Gördüm ki silinmek üzere yazıldım başkalarının defterine. Bunlar öyle sevdiğin şeyler, doğum günü, tanışma tarihi, burcun filan değil. Bunların tümü cart curt sınıfında. Baştan aşağı bir yok oluş hikâyesinin içine doğduğumu anladım. İnsanların tümü unutma hastalığına yakalanmış gibi. Hatırlanması gerekenleri ellerinin tersiyle bir kenara itmiş de vicdanlarının gıdıklamasından dolayı arada kaçamak bakışlar atıyorlar gibi. Öyle ahkâm kesmenin kolay olmadığını falan söyleyecek olursanız haklısınız.

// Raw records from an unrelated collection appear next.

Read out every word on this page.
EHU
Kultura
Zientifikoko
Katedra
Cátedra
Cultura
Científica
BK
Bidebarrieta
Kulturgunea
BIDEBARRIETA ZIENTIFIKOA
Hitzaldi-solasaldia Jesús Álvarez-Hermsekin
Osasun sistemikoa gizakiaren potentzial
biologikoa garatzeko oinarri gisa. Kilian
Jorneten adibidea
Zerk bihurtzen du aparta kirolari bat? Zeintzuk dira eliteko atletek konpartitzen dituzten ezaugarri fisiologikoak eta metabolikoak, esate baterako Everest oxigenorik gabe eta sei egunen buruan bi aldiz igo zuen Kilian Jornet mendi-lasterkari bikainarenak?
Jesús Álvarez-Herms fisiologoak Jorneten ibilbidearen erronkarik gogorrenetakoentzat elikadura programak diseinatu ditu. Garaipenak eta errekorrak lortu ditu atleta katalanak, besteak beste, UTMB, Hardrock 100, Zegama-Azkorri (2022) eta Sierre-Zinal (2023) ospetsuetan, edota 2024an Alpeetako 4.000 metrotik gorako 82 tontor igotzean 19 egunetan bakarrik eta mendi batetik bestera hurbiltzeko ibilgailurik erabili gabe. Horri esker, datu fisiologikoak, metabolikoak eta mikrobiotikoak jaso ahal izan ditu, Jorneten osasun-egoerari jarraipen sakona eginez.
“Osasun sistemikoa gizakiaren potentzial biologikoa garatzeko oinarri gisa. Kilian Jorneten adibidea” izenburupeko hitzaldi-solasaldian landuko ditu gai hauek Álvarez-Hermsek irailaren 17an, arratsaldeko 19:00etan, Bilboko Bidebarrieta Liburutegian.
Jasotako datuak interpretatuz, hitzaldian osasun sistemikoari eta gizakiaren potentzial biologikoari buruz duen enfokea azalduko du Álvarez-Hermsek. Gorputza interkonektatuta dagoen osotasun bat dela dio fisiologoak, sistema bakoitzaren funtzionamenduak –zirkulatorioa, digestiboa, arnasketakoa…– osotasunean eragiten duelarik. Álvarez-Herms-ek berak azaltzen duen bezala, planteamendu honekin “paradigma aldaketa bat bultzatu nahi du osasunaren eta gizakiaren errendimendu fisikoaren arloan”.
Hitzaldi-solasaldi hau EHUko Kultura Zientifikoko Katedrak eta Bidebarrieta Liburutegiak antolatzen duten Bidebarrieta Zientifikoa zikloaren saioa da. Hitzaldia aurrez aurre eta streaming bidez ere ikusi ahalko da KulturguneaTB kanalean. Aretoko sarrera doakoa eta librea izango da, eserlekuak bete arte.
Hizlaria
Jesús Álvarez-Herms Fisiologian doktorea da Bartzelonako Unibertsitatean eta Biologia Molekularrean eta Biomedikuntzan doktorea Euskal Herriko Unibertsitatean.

İç içe geçmiş çemberlerin en dışından kendime doğru gelmeye çalıştım. Öncesinde, konumlandığım yeri fark etme sürecim oldu. Bu sürecin medârı işte Orhan Amca oldu. Sen kimsin ki adın unutulmayacak? Adımı söyledim. Hayır, sen kimsin? Adımı istemediğine kani olduğumda kim olduğumu araştırmam gerektiğini fark ettim. Böylece ilk çemberi aştım. İkinci çemberde Orhan Amcanın benim için ne ifade ettiğini sorguladım. Esnaf. Hayır değil. İkinci çemberi de böyle aştım: Onların benim nezdimde ne anlam ifade ettiğimi bilmek. Çemberler arasında yürüdükçe kendime yaklaştım. Niyet sorgulamayı bıraktım bir çemberde. Birinde zannımı iyi tutma yetisi kazandım. Birinde yaptıklarımı ne için yapmam gerektiğinin farkına vardım. Diğerinde yaptıklarımdan yapmamam gerekenleri çıkardım. Bir diğerinde yaptıklarımı değiştirdim. Bazı yaptıklarımı yapmadım. Derken çemberler bitti. Orhan Amca iyi ki adımı unuttu.

Yara yara bir yaranın kendisine vardım. İnslerin tümünü unutturan yere. Hepsi mıh gibi aklımda ama sadece bir vecheleriyle. İnsan olmanın bu hastalıkla doğmayı gerektirdiğini anladığımda buna hastalık demeyi bıraktım. Unutmak olmasa hikâye nasıl yaşanılır olurdu? Orhan Amcalar insanın karşısına hikmet diye çıkmasa hangi birimiz tükürdüğümüz yerden özür dileriz? Hiddeti bir kenara koyabiliriz? Elle alıp sakince bir kenara koymak. Buna ne sebep olabilir? Unutmayı var edene şükür.

İnsana, tanıdığı onlarca insan tarafından unutulmanın onu mesrur edeceğini söyleseler, buna inanır mıydı? Bu soruyu sorduran cevabını da veriyor.